KENDO IN JAPANESE MARTIAL CULTURE
By Jeffrey Dann
Ph.D. thesis.
University of Washington, USA. 1978.
Description
The dissertation concerns the forms, meanings, and uses of Kendo in
modern Japan where, as a central part to martial culture, it is a regimen
for “spiritual education”. Tracing Kendo – the way of the sword – to its
principal historical roots in Japanese warrior codes and swordsmanship,
the dissertation locates contemporary Kendo among the “martial ways”

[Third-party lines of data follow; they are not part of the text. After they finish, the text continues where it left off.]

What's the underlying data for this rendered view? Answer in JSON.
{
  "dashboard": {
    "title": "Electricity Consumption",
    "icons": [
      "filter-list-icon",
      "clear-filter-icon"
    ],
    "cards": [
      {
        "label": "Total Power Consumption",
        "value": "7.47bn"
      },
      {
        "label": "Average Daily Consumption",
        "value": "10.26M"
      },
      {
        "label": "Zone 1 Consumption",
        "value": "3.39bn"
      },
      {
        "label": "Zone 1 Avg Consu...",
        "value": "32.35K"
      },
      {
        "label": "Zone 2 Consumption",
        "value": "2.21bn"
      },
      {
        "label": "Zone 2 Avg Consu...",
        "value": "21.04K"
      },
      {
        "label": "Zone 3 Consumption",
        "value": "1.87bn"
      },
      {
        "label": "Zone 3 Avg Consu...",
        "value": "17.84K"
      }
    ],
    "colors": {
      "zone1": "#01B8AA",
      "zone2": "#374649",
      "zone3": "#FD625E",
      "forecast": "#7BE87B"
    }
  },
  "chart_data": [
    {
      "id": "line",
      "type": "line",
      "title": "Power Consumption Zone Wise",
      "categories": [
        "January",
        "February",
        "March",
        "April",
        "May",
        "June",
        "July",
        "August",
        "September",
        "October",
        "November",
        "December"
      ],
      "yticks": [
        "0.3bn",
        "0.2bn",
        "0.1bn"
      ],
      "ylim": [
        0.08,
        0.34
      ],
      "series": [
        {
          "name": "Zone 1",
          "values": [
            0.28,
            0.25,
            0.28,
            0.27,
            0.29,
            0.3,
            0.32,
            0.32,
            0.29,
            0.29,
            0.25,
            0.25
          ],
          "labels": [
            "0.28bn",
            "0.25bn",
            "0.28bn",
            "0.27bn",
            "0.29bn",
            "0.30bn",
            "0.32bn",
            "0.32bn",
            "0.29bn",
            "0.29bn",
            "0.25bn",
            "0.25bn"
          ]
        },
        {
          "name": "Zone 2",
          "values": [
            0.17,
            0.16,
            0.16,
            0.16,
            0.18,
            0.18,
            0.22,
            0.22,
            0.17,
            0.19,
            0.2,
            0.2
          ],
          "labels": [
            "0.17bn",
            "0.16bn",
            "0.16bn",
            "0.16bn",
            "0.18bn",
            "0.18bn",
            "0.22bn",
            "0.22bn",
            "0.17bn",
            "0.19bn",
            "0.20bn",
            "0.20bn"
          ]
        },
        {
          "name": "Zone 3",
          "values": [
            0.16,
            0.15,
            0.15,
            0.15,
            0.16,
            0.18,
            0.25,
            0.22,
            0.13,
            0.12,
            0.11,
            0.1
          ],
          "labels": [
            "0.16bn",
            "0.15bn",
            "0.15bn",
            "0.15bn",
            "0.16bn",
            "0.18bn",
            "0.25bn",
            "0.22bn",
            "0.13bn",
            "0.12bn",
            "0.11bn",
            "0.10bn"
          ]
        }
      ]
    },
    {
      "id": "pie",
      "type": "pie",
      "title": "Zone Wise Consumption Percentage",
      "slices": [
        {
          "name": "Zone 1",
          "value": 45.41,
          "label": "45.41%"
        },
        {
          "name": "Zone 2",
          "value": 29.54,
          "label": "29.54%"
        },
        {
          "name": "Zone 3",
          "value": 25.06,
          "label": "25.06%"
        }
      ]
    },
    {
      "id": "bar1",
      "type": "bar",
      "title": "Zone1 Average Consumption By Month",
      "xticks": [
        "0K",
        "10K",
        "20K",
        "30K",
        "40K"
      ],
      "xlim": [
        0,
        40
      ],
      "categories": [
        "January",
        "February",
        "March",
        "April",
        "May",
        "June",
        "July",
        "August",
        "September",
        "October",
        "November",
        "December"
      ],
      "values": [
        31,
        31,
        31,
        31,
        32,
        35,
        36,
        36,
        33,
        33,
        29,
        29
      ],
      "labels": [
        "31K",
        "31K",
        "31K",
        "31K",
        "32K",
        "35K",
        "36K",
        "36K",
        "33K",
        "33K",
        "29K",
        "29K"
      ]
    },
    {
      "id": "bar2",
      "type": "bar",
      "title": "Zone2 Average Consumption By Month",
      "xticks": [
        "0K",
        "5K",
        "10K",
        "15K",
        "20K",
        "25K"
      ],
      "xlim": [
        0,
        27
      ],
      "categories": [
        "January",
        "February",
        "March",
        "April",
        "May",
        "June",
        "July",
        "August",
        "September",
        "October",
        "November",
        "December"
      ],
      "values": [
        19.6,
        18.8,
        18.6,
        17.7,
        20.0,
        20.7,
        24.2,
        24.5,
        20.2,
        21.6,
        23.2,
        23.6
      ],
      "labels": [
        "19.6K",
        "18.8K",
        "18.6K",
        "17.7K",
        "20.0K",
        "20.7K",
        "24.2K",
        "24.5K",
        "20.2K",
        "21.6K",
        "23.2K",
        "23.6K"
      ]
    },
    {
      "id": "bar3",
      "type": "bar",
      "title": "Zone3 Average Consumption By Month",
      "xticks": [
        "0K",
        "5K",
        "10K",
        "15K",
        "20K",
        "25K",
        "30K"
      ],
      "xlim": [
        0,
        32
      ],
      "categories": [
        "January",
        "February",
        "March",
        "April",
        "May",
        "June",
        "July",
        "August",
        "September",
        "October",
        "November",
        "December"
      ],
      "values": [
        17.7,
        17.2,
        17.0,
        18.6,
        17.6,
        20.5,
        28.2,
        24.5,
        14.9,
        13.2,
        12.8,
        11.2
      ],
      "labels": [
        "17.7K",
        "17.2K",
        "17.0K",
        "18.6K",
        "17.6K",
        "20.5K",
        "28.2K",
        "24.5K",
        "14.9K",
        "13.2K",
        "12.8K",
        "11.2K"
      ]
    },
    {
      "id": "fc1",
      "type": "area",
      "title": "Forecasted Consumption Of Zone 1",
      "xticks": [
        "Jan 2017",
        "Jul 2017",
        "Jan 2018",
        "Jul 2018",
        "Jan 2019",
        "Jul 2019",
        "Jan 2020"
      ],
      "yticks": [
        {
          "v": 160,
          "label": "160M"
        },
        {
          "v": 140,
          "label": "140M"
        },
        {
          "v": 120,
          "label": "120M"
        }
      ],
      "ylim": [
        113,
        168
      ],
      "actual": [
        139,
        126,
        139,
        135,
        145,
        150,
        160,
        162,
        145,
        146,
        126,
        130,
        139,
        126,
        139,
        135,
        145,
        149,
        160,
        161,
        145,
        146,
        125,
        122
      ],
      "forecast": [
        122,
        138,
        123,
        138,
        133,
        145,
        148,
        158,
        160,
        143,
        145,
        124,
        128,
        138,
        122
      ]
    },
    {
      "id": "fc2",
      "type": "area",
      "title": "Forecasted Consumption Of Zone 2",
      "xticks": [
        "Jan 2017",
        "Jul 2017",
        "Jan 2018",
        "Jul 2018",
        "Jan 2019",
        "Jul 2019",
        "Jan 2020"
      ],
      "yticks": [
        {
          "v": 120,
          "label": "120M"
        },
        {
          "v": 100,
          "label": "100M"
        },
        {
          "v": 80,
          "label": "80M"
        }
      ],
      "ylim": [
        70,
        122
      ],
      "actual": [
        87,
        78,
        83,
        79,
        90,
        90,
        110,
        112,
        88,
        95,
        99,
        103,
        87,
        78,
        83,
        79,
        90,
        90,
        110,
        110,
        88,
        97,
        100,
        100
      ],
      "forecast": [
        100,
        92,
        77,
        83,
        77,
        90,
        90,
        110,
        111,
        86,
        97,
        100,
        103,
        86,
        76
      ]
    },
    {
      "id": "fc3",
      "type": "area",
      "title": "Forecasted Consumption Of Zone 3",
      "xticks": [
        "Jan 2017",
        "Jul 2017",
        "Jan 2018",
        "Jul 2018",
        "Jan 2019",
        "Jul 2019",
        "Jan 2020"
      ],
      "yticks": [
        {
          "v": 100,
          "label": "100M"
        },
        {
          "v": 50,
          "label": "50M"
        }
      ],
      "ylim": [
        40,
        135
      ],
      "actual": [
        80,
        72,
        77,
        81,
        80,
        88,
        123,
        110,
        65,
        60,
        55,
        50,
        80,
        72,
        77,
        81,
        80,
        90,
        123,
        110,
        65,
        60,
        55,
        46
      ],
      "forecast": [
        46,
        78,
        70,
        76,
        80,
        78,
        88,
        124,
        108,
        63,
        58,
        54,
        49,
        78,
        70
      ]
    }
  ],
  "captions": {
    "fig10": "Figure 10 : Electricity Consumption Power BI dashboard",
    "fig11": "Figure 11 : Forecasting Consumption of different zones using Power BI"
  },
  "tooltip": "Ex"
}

(budo), which are developed and perpetuated today for the
self-cultivation of the individual in a quasi-combative learning
context. By relating the rules of performance and the theory of
instruction in Kendo to Japanese ideas of maturation and ideals of
person-hood, the dissertation demonstrates persuasively the use of forms
and precepts that make use of the sword, its manufacture, and its
manipulation in combat as a metaphor and guide for individual discipline
and morality, among other purposes.
The research is based on several years of participation in Kendo, on extensive residence and field work in Japan and apprenticeship there at a traditional seat of Kendo instruction, on interviews with leading exponents and masters of Kendo, and on documentary reading, attendance at Kendo conferences, and correspondence with persons in Japan and elsewhere that Kendo has become important as a form of selfdevelopment.
Jeffrey Dann
Author
Jeffrey Dann (1942-) having studied pre-med and anthropology at Dartmouth
College, he did graduate work at the University of Washington in
Seattle, in medical anthropology. His fascination with the role of
culture in the medical field led to 3 years of research in Japan, where
he studied traditional healing arts and the martial way of Kendo, which
resulted in a Ph.D.
Besides the profession as professor at the Southwest Acupuncture College in Boulder, CO, Jeffrey Dann was the dojo master of the Pahoa Kendo Kai. The only non Japanese dojo master among the Hawaiian Japanese American community. Unfortunately Dann is no longer an active particpant in the martial ways, he has also trained Iai and Naginata.